Non seulement cette voie, pourtant bien maîtrisée, ne fut-elle pas choisie par le Vatican, mais aucune excuse ne fut invoquée: le pape a pris la responsabilité du dossier, se présentant seul comme interlocuteur. La tentation pourtant dut être grande, de reprocher aux souverains précédents d’avoir laissé ces agissements perdurer si longtemps. Elle fut repoussée, en toute connaissance de cause : s’il est moralement recommandable pour un individu de reconnaître ses fautes, c’est un acte kamikaze pour une organisation, et le pape le sait. L’aveu, même du bout des lèvres, mènera immanquablement au déchaînement de l’opinion publique et des media. Afin de permettre la rémission des victimes, et la sienne propre au passage, l’Église a fait le choix d’affronter la tempête, quitte à horrifier tous les experts en communication du monde. Les partisans de la méthode classique auront vite fait d’inscrire ce choix dans une logique de complaisance, mais il n’en est rien. Le pape François a choisi de jeter la lumière sur les faits, comme il était attendu d’un grand nombre. Mais son refus <de la démission du cardinal Barbarin, avant que l’affaire ne se termine, montre qu’il ne souhaite plus obéir ni à la logique du silence et de l’autruche, ni à celle des cris. Déplaire à soi-même, et déplaire aux autres, il aura réussi les deux, en vertu d’un objectif supérieur, celui de la justice qu’il se doit de servir. Plaire à nul autre que Celui qu’il représente sur terre.

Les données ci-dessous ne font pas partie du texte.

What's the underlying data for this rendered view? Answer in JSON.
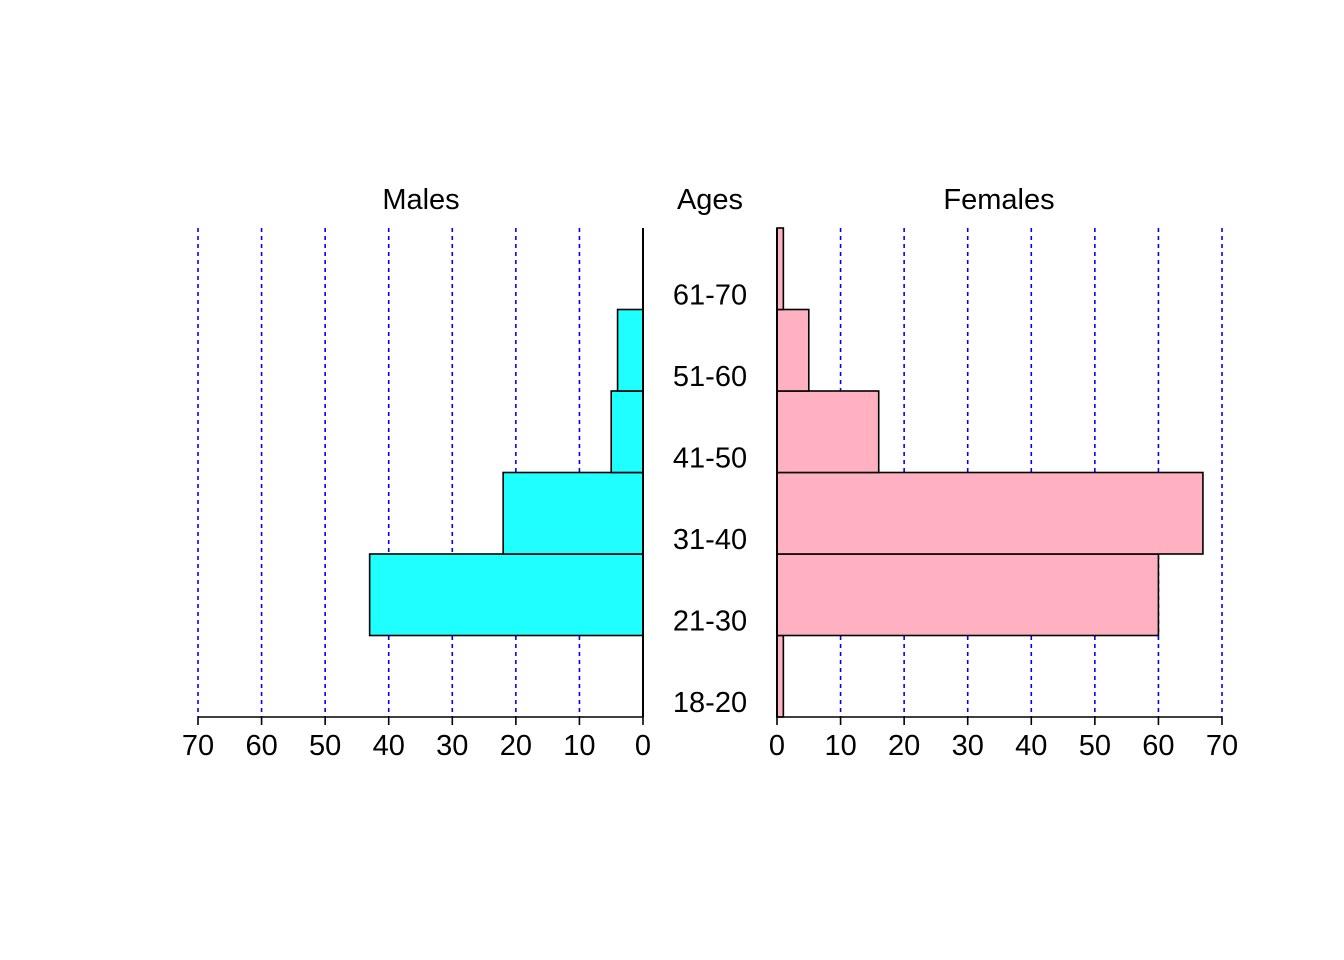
{
  "chart_data": {
    "type": "bar",
    "subtype": "population-pyramid",
    "titles": {
      "left": "Males",
      "center": "Ages",
      "right": "Females"
    },
    "categories": [
      "18-20",
      "21-30",
      "31-40",
      "41-50",
      "51-60",
      "61-70",
      ""
    ],
    "series": [
      {
        "name": "Males",
        "side": "left",
        "values": [
          0,
          43,
          22,
          5,
          4,
          0,
          0
        ],
        "color": "#1FFFFF"
      },
      {
        "name": "Females",
        "side": "right",
        "values": [
          1,
          60,
          67,
          16,
          5,
          1,
          0
        ],
        "color": "#FFB1C1"
      }
    ],
    "xlim": [
      0,
      70
    ],
    "x_ticks": [
      0,
      10,
      20,
      30,
      40,
      50,
      60,
      70
    ],
    "grid": {
      "on": true,
      "orientation": "vertical",
      "style": "dotted",
      "color": "#0000FF"
    }
  }
}
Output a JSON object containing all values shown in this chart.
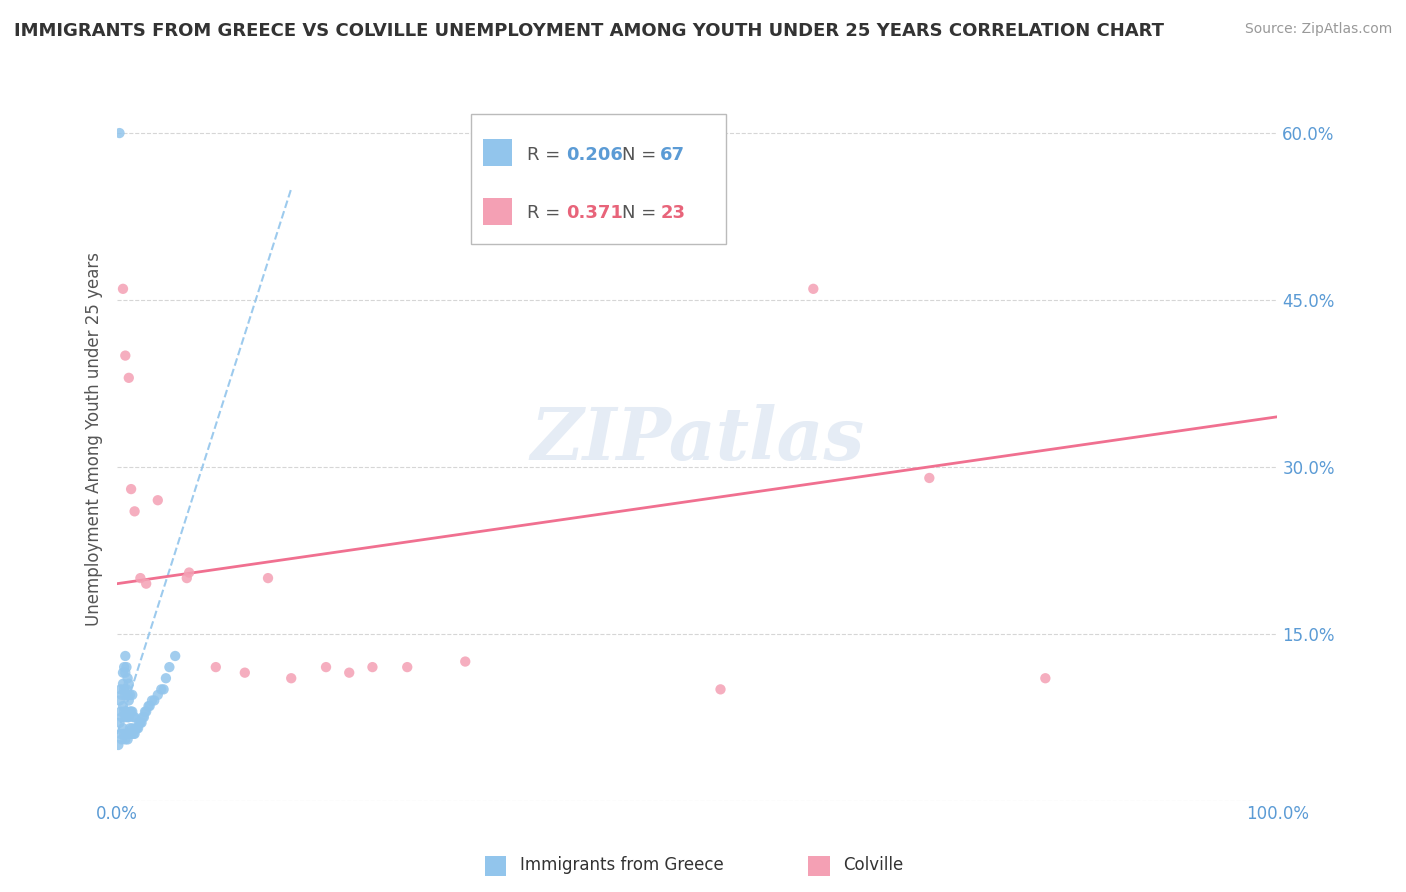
{
  "title": "IMMIGRANTS FROM GREECE VS COLVILLE UNEMPLOYMENT AMONG YOUTH UNDER 25 YEARS CORRELATION CHART",
  "source": "Source: ZipAtlas.com",
  "ylabel": "Unemployment Among Youth under 25 years",
  "xlim": [
    0,
    1.0
  ],
  "ylim": [
    0,
    0.65
  ],
  "yticks": [
    0.0,
    0.15,
    0.3,
    0.45,
    0.6
  ],
  "yticklabels": [
    "",
    "15.0%",
    "30.0%",
    "45.0%",
    "60.0%"
  ],
  "xtick_positions": [
    0.0,
    1.0
  ],
  "xticklabels": [
    "0.0%",
    "100.0%"
  ],
  "legend_r1": "0.206",
  "legend_n1": "67",
  "legend_r2": "0.371",
  "legend_n2": "23",
  "blue_color": "#92C5EC",
  "pink_color": "#F4A0B4",
  "blue_trend_color": "#92C5EC",
  "pink_trend_color": "#F07090",
  "watermark_color": "#E5ECF5",
  "greece_scatter_x": [
    0.001,
    0.002,
    0.002,
    0.003,
    0.003,
    0.003,
    0.004,
    0.004,
    0.004,
    0.005,
    0.005,
    0.005,
    0.005,
    0.006,
    0.006,
    0.006,
    0.006,
    0.007,
    0.007,
    0.007,
    0.007,
    0.007,
    0.008,
    0.008,
    0.008,
    0.008,
    0.009,
    0.009,
    0.009,
    0.009,
    0.01,
    0.01,
    0.01,
    0.01,
    0.011,
    0.011,
    0.011,
    0.012,
    0.012,
    0.013,
    0.013,
    0.013,
    0.014,
    0.014,
    0.015,
    0.015,
    0.016,
    0.017,
    0.018,
    0.019,
    0.02,
    0.021,
    0.022,
    0.023,
    0.024,
    0.025,
    0.027,
    0.028,
    0.03,
    0.032,
    0.035,
    0.038,
    0.04,
    0.042,
    0.045,
    0.05,
    0.002
  ],
  "greece_scatter_y": [
    0.05,
    0.07,
    0.09,
    0.06,
    0.08,
    0.1,
    0.055,
    0.075,
    0.095,
    0.065,
    0.085,
    0.105,
    0.115,
    0.06,
    0.08,
    0.1,
    0.12,
    0.055,
    0.075,
    0.095,
    0.115,
    0.13,
    0.06,
    0.08,
    0.1,
    0.12,
    0.055,
    0.075,
    0.095,
    0.11,
    0.06,
    0.075,
    0.09,
    0.105,
    0.065,
    0.08,
    0.095,
    0.06,
    0.08,
    0.065,
    0.08,
    0.095,
    0.06,
    0.075,
    0.06,
    0.075,
    0.065,
    0.065,
    0.065,
    0.07,
    0.07,
    0.07,
    0.075,
    0.075,
    0.08,
    0.08,
    0.085,
    0.085,
    0.09,
    0.09,
    0.095,
    0.1,
    0.1,
    0.11,
    0.12,
    0.13,
    0.6
  ],
  "colville_scatter_x": [
    0.005,
    0.007,
    0.01,
    0.012,
    0.015,
    0.02,
    0.025,
    0.035,
    0.06,
    0.062,
    0.085,
    0.11,
    0.13,
    0.15,
    0.18,
    0.2,
    0.22,
    0.25,
    0.3,
    0.52,
    0.6,
    0.7,
    0.8
  ],
  "colville_scatter_y": [
    0.46,
    0.4,
    0.38,
    0.28,
    0.26,
    0.2,
    0.195,
    0.27,
    0.2,
    0.205,
    0.12,
    0.115,
    0.2,
    0.11,
    0.12,
    0.115,
    0.12,
    0.12,
    0.125,
    0.1,
    0.46,
    0.29,
    0.11
  ],
  "greece_trend_x": [
    0.0,
    0.15
  ],
  "greece_trend_y": [
    0.06,
    0.55
  ],
  "colville_trend_x": [
    0.0,
    1.0
  ],
  "colville_trend_y": [
    0.195,
    0.345
  ]
}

Il serait naïf de penser que le tournant stratégique de l’Eglise au début du siècle, s’est fait par ignorance des codes de la communication ou par maladresse politique. De toute évidence, l’Eglise a enfreint les règles de l’art du marketing dans un choix délibéré et assumé. L’heure actuelle, est à la douleur. Douleur des victimes, des auteurs, de l’Eglise, de la population, de tous. Lorsque la poussière retombera, il apparaîtra clairement que le Vatican a enfin refusé d’obéir à la rue, ou à ses intérêts propres, pour mieux suivre la boussole de Dieu.